The National Bureau of Statistics said on Tuesday that the consumer price index jumped 2.5 per cent last month – its highest level since May 2014.
At the same time, the producer price index rose 6.9 per cent, its highest level in five years and above the rate of economic growth.
Higher inflation generally leads to tighter monetary policy to control price rises.
The central bank has already sought to head off financial risks and the threat of asset bubbles from those rises by telling lenders to rein in credit.
There are signs the orders are working, with new bank loans in January coming in at a lower-than-expected 2 trillion yuan (HK$2.25 trillion).
Liu Xuezhi, an economist with Bank of Communications in Shanghai, said January’s price surge might lose steam in coming months.
The authorities had tried to cut excess capacity in some areas and this “will affect product prices in some sectors, but the impact on industry as a whole will be limited”, Liu said.
NBS official Sheng Guoqing attributed the price rises in January to the Lunar New Year holiday and oil prices.
As families came together over the festive season, pork prices were up 7.1 per cent year on year in January while the price of fruit increased 4.8 per cent.
Transport and tourism charges also jumped 9.9 per cent.
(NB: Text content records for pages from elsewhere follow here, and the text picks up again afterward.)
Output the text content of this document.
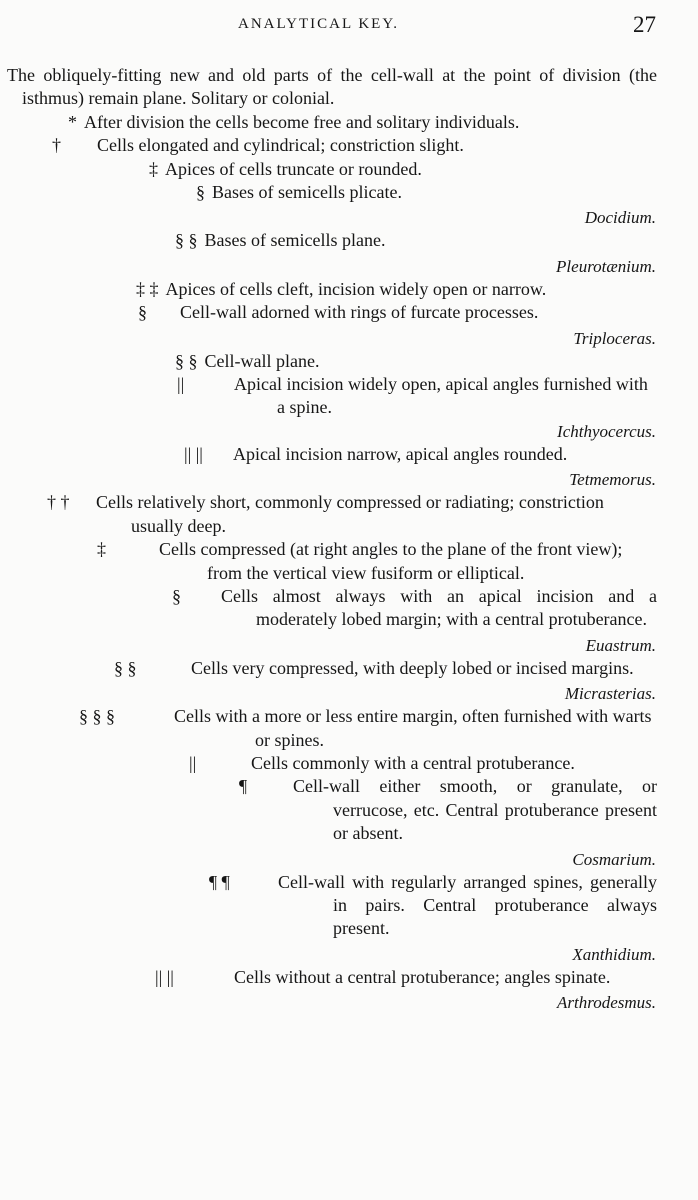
ANALYTICAL KEY.	27
The obliquely-fitting new and old parts of the cell-wall at the point of division (the isthmus) remain plane. Solitary or colonial.
* After division the cells become free and solitary individuals.
† Cells elongated and cylindrical; constriction slight.
‡ Apices of cells truncate or rounded.
§ Bases of semicells plicate.
Docidium.
§ § Bases of semicells plane.
Pleurotænium.
‡ ‡ Apices of cells cleft, incision widely open or narrow.
§ Cell-wall adorned with rings of furcate processes.
Triploceras.
§ § Cell-wall plane.
||	Apical incision widely open, apical angles furnished with a spine.
Ichthyocercus.
|| || Apical incision narrow, apical angles rounded.
Tetmemorus.
† † Cells relatively short, commonly compressed or radiating; constriction usually deep.
‡	Cells compressed (at right angles to the plane of the front view); from the vertical view fusiform or elliptical.
§ Cells almost always with an apical incision and a moderately lobed margin; with a central protuberance.
Euastrum.
§ §	Cells very compressed, with deeply lobed or incised margins.
Micrasterias.
§ § §	Cells with a more or less entire margin, often furnished with warts or spines.
||	Cells commonly with a central protuberance.
¶	Cell-wall either smooth, or granulate, or verrucose, etc. Central protuberance present or absent.
Cosmarium.
¶ ¶	Cell-wall with regularly arranged spines, generally in pairs. Central protuberance always present.
Xanthidium.
|| ||	Cells without a central protuberance; angles spinate.
Arthrodesmus.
Diesel and petrol prices jumped around 5 per cent year on year amid the rebound in international crude oil prices.
Commerzbank senior emerging markets economist Zhou Hao said the rise in factory-gate prices reflected the government’s proactive fiscal policies and there was no significant flow-on effect from PPI to consumer inflation yet.
ING chief Asia economist Tim Condon said the data did not have any implications for monetary policy conditions.
“The authorities have taken a wait-and-see attitude to check if it is a one-off factor or lasting inflation,” he said.
Condon said the big bounce from food and travel prices in January would recede in the months ahead and oil prices, which feed through to transport prices, were unlikely to go much higher.
“March will probably be the last month we get really a big increase coming through from oil … We could be close to the peak of PPI inflation,” Condon said.
According to ING projections, oil prices could fall to US$45 a barrel by the end of this year because there is no fundamental support.
Morgan Stanley Huaxin Securities chief economist Zhang Jun agreed, saying price hikes are “not supported by end-user demand, not to mention the risk of an economic slowdown”.
“China’s major threats are still capital outflows and yuan depreciation amid the [US Federal Reserve’s] rate hike, domestic asset bubbles and structural imbalances,” Zhang said.